Так рассуждал Беннигсен, как бы поставив себя на место французского императора. Но Наполеон, как известно, был непредсказуем. Поэтому главнокомандующего терзали сомнения…
Неприятель наступал по дороге от Лаунау к Гейльсбергу. Бой русского арьергарда с французским авангардом продолжался часов шесть, а на правом фланге, где дрались казаки, и того больше.
Арьергард князя Багратиона был настолько ослаблен потерями и изнурен боями в последние майские дни, что его пришлось отправить на правый берег Алле. Зато на левый перешли три дивизии, подчиненные великому князю Константину Павловичу, и казачьи полки атамана Платова.
Дорога из Лаунау к Гейльсбергу тянется вдоль левого берега Алле. По ней и наступали войска маршалов Мюрата и Сульта, преследуя арьергард князя Багратиона. Атаман Платов, стоявший с частью своего корпуса на правой стороне реки, решил воспользоваться удобным случаем, чтобы нанести неприятелю чувствительный удар. Возведя в скрытом месте против деревни Воседен батарею из двенадцати орудий донской артиллерии, он обрушил на фланги французских колонн град картечи. Потери в людях от этого обстрела не поддаются учету. По утверждению капитана П. А. Чуйкевича, они были «велики».
Едва французские колонны прошли мимо батареи Платова, как Беннигсен перебросил его полки на самый край правого фланга гейльсбергской позиции, поставив их у деревни Гроссендорф.
К четырем часам пополудни все русские войска стояли на местах, предписанных диспозицией и последующими приказами главнокомандующего. У французов готовы были встуйить в сражение лишь корпуса маршалов Мюрата и Сульта; остальные еще находились в пути. Беннигсен получил возможность воспользоваться неожиданно сложившимся численным превосходством своей армии…
Французы начали сражение атакой на центр гейльсбергской позиции, но она была отбита. Не увенчалось успехом и их наступление против русского правого фланга, где действовали казаки Платова. Наполеон остановил войска, ограничившись канонадой.
После десяти часов вечера, когда на поле сражения пришла одна из дивизий маршала Нея, Наполеон возобновил атаку в центре, но все его усилия оказались тщетными. Завалив подступы к русским редутам трупами своих солдат, он отступил за речку Спибах.
«Сражение под Гейльсбергом не было столь кровопролитным и не могло доставить таких же результатов, иметь подобных последствий, как сражение при Прейсиш-Эйлау и даже при Пултуске, — писал Беннигсен. — Тем не менее оно было столь же блестящим, как по искусству, проявленному французами, так и по их численному превосходству… более, нежели в два раза».

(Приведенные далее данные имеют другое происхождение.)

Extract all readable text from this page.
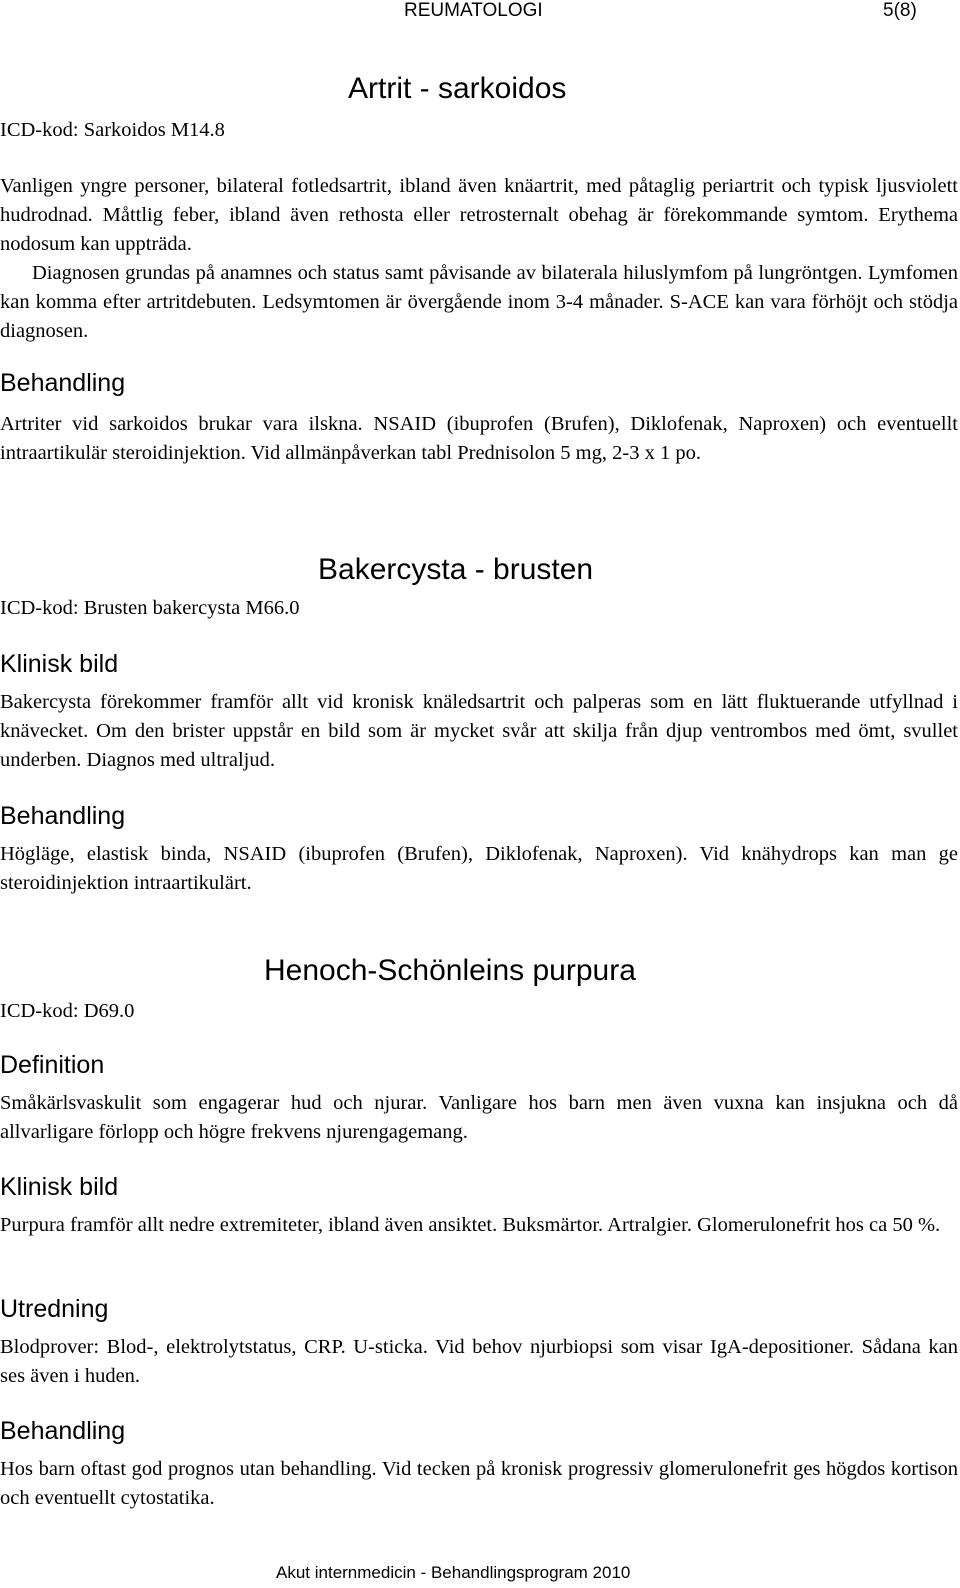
REUMATOLOGI	5(8)
Artrit - sarkoidos
ICD-kod: Sarkoidos M14.8

Vanligen yngre personer, bilateral fotledsartrit, ibland även knäartrit, med påtaglig periartrit och typisk ljusviolett hudrodnad. Måttlig feber, ibland även rethosta eller retrosternalt obehag är förekommande symtom. Erythema nodosum kan uppträda.

Diagnosen grundas på anamnes och status samt påvisande av bilaterala hiluslymfom på lungröntgen. Lymfomen kan komma efter artritdebuten. Ledsymtomen är övergående inom 3-4 månader. S-ACE kan vara förhöjt och stödja diagnosen.

Behandling

Artriter vid sarkoidos brukar vara ilskna. NSAID (ibuprofen (Brufen), Diklofenak, Naproxen) och eventuellt intraartikulär steroidinjektion. Vid allmänpåverkan tabl Prednisolon 5 mg, 2-3 x 1 po.

Bakercysta - brusten
ICD-kod: Brusten bakercysta M66.0
Klinisk bild

Bakercysta förekommer framför allt vid kronisk knäledsartrit och palperas som en lätt fluktuerande utfyllnad i knävecket. Om den brister uppstår en bild som är mycket svår att skilja från djup ventrombos med ömt, svullet underben. Diagnos med ultraljud.

Behandling

Högläge, elastisk binda, NSAID (ibuprofen (Brufen), Diklofenak, Naproxen). Vid knähydrops kan man ge steroidinjektion intraartikulärt.

Henoch-Schönleins purpura
ICD-kod: D69.0
Definition

Småkärlsvaskulit som engagerar hud och njurar. Vanligare hos barn men även vuxna kan insjukna och då allvarligare förlopp och högre frekvens njurengagemang.

Klinisk bild

Purpura framför allt nedre extremiteter, ibland även ansiktet. Buksmärtor. Artralgier. Glomerulonefrit hos ca 50 %.

Utredning

Blodprover: Blod-, elektrolytstatus, CRP. U-sticka. Vid behov njurbiopsi som visar IgA-depositioner. Sådana kan ses även i huden.

Behandling

Hos barn oftast god prognos utan behandling. Vid tecken på kronisk progressiv glomerulonefrit ges högdos kortison och eventuellt cytostatika.

Akut internmedicin - Behandlingsprogram 2010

Это сражение действительно было менее кровопролитным, чем предыдущие. Но страшно даже представить его исход, если бы Наполеон имел двойное численное преимущество над русскими. Здесь Леонтий Леонтьевич явно хватил через край. А почему, увидим.
Потери Наполеона оцениваются по-разному. По подсчетам французских историков, они составили 8 тысяч человек убитыми и ранеными. Беннигсен поднял эту цифру до 13 тысяч, сославшись для убедительности на маршала Бертье, который ему о том якобы «сказывал» в Тильзите.
Русские потеряли до 6 тысяч человек. Но опять-таки цифра эта явилась на свет под пером того же Леонтия Леонтьевича в его отношении к графу Александру Ивановичу Остерману-Толстому от 1 июня 1807 года, то есть через сутки после сражения. Скорее всего, она имеет «потолочное» происхождение. Но другой нет, потому и оперируют ею историки.
«Мы победили не наступательно, а оборонительно, но победили, — писал Денис Васильевич Давыдов, — и, следовательно, могли на другой день воспользоваться победой — атаковать неприятеля».
Однако «другой день» пока не наступил. Поэтому самое время ответить на вопрос: почему Беннигсен, имея несоизмеримое численное превосходство над Наполеоном, действовал нерешительно, всячески оттягивал начало сражения, поставив под угрозу истребления арьергард Багратиона, а потом ни разу не воспользовался успехом и не атаковал неприятеля?
Александр Иванович Михайловский-Данилевский считал, что причиной такого поведения главнокомандующего были приступы мучившей его «каменной болезни». В день генерального сражения (ни раньше и ни позже) Леонтий Леонтьевич «несколько раз» сходил с лошади, «прислонялся к дереву», падал «в продолжительный обморок», «отдавал приказы изнемогающим голосом».
Возможно, Леонтий Леонтьевич действительно страдал желчно-каменной болезнью. Но обострение болезни — от неуверенности и страха за исход сражения. Уж очень он боялся Наполеона.